29.5 NFS Protocol

NFS provides transparent file access for clients to files and filesystems on a server. This differs from FTP (Chapter 27), which provides file transfer. With FTP a complete copy of the file is made. NFS accesses only the portions of a file that a process references, and a goal of NFS is to make this access transparent. This means that any client application that works with a local file should work with an NFS file, without any program changes whatsoever.

NFS is a client-server application built using Sun RPC. NFS clients access files on an NFS server by sending RPC requests to the server. While this could be done using normal user processes ” that is, the NFS client could be a user process that makes explicit RPC calls to the server, and the server could also be a user process ” NFS is normally not implemented this way for two reasons. First, accessing an NFS file must be transparent to the client. Therefore the NFS client calls are performed by the client operating system, on behalf of client user processes. Second, NFS servers are implemented within the operating system on the server for efficiency. If the NFS server were a user process, every client request and server reply (including the data being read or written) would have to cross the boundary between the kernel and the user process, which is expensive.

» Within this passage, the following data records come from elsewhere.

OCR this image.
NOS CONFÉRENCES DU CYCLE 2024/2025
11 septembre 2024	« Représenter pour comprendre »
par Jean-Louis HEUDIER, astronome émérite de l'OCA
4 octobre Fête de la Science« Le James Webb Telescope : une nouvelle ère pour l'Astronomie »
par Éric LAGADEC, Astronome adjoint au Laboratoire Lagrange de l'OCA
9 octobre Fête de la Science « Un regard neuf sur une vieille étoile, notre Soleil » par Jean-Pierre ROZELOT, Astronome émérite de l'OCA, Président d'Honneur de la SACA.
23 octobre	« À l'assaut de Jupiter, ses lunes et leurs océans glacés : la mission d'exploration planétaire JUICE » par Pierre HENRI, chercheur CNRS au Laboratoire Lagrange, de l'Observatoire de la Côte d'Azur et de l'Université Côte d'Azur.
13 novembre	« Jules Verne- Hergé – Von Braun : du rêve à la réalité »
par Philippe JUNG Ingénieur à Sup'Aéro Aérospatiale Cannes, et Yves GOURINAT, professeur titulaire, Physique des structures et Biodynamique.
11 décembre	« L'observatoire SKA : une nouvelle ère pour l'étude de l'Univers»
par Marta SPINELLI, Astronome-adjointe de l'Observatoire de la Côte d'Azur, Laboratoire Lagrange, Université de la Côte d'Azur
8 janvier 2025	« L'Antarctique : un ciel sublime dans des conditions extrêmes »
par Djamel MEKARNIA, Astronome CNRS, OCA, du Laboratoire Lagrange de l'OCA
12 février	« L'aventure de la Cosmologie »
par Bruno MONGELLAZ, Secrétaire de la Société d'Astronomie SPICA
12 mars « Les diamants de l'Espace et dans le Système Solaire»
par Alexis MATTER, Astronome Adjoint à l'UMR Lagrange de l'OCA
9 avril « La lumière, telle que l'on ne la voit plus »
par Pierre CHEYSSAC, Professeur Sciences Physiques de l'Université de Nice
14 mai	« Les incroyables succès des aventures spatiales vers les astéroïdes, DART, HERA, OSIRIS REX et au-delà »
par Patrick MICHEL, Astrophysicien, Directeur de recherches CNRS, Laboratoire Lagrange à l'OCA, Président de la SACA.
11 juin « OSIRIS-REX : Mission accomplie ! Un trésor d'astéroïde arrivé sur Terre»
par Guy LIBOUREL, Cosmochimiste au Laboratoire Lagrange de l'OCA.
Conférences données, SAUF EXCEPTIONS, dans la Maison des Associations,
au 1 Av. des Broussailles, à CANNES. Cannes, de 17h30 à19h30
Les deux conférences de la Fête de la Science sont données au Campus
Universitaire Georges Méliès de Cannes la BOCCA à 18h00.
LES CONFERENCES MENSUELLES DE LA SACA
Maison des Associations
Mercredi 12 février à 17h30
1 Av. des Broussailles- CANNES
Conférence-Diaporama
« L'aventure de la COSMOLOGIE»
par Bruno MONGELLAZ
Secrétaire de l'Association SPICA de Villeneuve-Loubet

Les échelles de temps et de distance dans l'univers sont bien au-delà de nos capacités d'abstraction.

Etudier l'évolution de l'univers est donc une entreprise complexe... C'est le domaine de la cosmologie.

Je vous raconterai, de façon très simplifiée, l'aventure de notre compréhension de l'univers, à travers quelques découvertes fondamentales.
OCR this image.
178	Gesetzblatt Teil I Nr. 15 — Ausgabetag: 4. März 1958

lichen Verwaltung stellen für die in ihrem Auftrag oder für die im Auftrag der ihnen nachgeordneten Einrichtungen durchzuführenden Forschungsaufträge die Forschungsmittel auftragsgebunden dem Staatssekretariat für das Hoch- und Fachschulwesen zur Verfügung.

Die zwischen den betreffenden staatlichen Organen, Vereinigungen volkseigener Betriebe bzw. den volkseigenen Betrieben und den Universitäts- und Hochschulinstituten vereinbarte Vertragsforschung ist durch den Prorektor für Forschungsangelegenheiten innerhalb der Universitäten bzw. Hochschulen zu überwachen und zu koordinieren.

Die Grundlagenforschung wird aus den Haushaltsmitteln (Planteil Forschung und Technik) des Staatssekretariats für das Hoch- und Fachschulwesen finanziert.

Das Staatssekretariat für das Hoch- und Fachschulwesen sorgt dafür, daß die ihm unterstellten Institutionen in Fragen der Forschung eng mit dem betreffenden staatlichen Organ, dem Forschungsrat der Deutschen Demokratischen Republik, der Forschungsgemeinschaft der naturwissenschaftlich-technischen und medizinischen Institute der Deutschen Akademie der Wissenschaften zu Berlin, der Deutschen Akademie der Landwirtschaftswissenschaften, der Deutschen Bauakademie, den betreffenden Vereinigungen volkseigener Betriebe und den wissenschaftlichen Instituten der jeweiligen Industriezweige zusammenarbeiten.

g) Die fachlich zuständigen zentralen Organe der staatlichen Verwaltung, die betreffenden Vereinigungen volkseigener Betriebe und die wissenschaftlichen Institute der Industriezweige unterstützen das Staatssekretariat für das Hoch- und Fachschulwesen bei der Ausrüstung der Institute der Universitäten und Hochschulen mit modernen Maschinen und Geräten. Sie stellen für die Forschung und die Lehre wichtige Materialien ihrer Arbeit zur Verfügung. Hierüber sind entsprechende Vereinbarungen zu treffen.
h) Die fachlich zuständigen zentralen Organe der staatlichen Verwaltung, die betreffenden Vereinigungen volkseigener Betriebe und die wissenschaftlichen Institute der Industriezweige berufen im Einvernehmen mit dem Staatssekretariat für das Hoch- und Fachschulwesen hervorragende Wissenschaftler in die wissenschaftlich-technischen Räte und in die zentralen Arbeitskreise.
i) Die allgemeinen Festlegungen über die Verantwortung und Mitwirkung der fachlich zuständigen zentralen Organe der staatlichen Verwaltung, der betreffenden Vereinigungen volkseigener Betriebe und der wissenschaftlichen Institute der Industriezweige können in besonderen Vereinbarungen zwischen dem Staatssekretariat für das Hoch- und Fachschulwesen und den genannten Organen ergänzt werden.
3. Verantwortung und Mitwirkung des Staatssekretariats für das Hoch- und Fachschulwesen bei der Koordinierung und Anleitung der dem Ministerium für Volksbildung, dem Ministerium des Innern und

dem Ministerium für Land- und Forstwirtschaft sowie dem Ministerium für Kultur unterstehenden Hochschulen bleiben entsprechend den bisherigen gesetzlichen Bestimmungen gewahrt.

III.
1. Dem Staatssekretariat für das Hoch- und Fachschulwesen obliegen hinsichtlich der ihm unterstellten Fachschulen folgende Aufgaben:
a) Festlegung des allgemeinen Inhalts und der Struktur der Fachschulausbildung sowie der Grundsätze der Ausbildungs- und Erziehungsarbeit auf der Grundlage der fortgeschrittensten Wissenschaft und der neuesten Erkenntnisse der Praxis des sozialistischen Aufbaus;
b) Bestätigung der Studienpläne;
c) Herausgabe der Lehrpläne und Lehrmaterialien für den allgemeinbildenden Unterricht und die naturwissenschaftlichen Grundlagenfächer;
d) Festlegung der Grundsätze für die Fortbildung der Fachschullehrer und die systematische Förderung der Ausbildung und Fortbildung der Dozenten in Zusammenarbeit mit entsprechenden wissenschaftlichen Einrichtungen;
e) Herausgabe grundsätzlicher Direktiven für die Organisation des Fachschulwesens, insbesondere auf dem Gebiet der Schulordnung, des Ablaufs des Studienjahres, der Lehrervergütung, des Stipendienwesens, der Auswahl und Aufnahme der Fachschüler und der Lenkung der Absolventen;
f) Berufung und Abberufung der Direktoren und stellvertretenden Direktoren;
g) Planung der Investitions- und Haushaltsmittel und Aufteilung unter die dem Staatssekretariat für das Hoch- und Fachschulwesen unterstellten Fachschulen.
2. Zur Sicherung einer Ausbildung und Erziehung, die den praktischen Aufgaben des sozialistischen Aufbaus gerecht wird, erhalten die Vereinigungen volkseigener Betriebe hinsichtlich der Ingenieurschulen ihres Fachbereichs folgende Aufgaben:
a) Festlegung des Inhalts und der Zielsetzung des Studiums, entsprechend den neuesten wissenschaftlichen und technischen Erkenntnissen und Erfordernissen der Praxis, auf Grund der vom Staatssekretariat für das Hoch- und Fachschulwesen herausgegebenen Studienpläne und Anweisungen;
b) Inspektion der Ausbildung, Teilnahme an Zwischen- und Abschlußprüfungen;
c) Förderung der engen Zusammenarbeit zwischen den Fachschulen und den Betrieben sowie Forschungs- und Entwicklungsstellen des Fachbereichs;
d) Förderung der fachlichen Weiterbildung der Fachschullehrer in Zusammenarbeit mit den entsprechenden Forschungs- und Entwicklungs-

In this section we look at version 2 of NFS, as documented in RFC 1094 [Sun Microsystems 1988b]. A better description of Sun RPC, XDR, and NFS is given in [X/ Open 1991]. Details on using and administering NFS are in [Stern 1991]. The specifications for version 3 of the NFS protocol were released in 1993, which we cover in Section 29.7.

Figure 29.3 shows the typical arrangement of an NFS client and an NFS server. There are many subtle points in this figure.

Figure 29.3. Typical arrangement of NFS client and NFS server.

It is transparent to the client whether it's accessing a local file or an NFS file. The kernel determines this when the file is opened. After the file is opened, the kernel passes all references to local files to the box labeled "local file access," and all references to an NFS file are passed to the "NFS client" box.
The NFS client sends RPC requests to the NFS server through its TCP/IP module. NFS is used predominantly with UDP, but newer implementations can also use TCP.
The NFS server receives client requests as UDP datagrams on port 2049. Although the NFS server could use an ephemeral port that it then registers with the port mapper, UDP port 2049 is hardcoded into most implementations.
When the NFS server receives a client request, the requests are passed to its local file access routines, which access a local disk on the server.
It can take the NFS server a while to handle a client's request. The local file-system is normally accessed, which can take some time. During this time, the server does not want to block other client requests from being serviced. To handle this, most NFS servers are multithreaded ” that is, there are really multiple NFS servers running inside the server kernel. How this is handled depends on the operating system. Since most Unix kernels are not multithreaded, a common technique is to start multiple instances of a user process (often called nfsd ) that performs a single system call and remains inside the kernel as a kernel process.
Similarly, it can take the NFS client a while to handle a request from a user process on the client host. An RPC is issued to the server host, and the reply is waited for. To provide more concurrency to the user processes on the client host that are using NFS, there are normally multiple NFS clients running inside the client kernel. Again, the implementation depends on the operating system. Unix systems often use a technique similar to the NFS server technique: a user process named biod that performs a single system call and remains inside the kernel as a kernel process.

Most Unix hosts can operate as either an NFS client, an NFS server, or both. Most PC implementations (MS-DOS) only provide NFS client implementations. Most IBM mainframe implementations only provide NFS server functions.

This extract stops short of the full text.